There are so many husband meeting stories.
My "right time to meet him" was because in high school I went on a trip with the Luther League to a state convention at Keyser, West Virginia, and while there discovered Potomac Junior College. (these days it's called - Potomac State College of West Virginia University.) In German class I sat next to this guy who had come from Baltimore Maryland. Francis Elbert Old III, otherwise known as Chip. We both had come by train, me traveling east from the Ohio River area of West Virginia and he traveling west from Baltimore Maryland. We both were there because our first choice college had not accepted us.
It really irked me that a lot of boys and men at that time thought that girls going to college was a waste of time; that they were only looking for MRS. degrees. It always shocked them when I insisted I was intent on earning a degree in a field where I could work. That discouraged a good many from dating me. Which was fine with me.
It just so happened that we both were in the college band - me on clarinet and he behind us in charge of the kettle drums. We liked each other and had a few casual dates, nothing much. He never believed me when I told him that the whole woodwind section was adoring him from afar.
Since this was a 2 year college, I went on to West Virginia University and dated other guys. Since he had taken a year off from high school to work, he was a year behind me. The next year, I was sitting in my Ancient History class and Lo and Behold, guess who came and sat next to me? This same guy. That year we were friends, but dating other people. (Can you believe that one of his girlfriends was a girl named Wendy? It's true.)
At WVU, I was in the orchestra playing the bassoon and was constantly being roped in to play with small groups at the Music Department, so that the people studying to be conductors could practice conducting with us as their victims. Fun. A year or more later, I bought a guitar and asked him to teach me how to play. He was great at it, but I never got my fingers coordinated enough to be any good. (Eventually he performed at the local Coffeehouse with the other local folk singers) I also attempted the flute with the same result, so I sold the flute to a jazz musician, but I'm not sure what happened to the guitar. I think I gave it to my sister.

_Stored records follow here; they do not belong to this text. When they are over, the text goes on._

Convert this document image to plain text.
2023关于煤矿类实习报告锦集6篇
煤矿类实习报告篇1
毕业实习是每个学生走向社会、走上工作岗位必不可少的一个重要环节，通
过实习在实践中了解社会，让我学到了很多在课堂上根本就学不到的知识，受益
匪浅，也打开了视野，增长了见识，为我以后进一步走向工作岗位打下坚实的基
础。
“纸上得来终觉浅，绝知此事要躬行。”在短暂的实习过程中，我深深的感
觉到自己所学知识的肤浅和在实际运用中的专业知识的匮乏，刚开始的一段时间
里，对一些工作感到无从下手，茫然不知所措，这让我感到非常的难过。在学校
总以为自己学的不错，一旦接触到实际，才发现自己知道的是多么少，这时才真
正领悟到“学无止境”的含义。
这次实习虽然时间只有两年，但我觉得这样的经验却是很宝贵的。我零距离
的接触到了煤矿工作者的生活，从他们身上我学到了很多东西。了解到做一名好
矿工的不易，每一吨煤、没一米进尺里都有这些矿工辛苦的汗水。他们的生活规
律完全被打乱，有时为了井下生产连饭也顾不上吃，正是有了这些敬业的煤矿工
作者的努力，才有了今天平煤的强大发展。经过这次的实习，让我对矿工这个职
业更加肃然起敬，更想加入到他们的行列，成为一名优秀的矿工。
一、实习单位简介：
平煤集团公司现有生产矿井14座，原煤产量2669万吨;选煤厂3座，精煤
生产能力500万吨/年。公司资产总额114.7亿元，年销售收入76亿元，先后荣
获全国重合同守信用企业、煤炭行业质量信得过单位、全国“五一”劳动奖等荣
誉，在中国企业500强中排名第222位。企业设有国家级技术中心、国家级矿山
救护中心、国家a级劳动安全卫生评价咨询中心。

I don't know if he joined the Fencing Club because I was in it, but he got quite good with the epee. When I went to be a camp counselor, teaching fencing, I wrote long letters to him. Unfortunately his father, who was an editor, got ahold of my letters and EDITED them, and said I was a poor writer. It's too bad he didn't live long enough to see my 45 published books. (Chip used to call me - his 'famous writer wife.")
Anywho, we dated, then married, graduated from WVU, got MSLS graduate degrees at University of Kentucky (where we helped run the Fencing Club there), and began working as librarians at Baltimore County Public Library. After having several children, I ended up at Harford County Public Library as a children's librarian for over 20 years.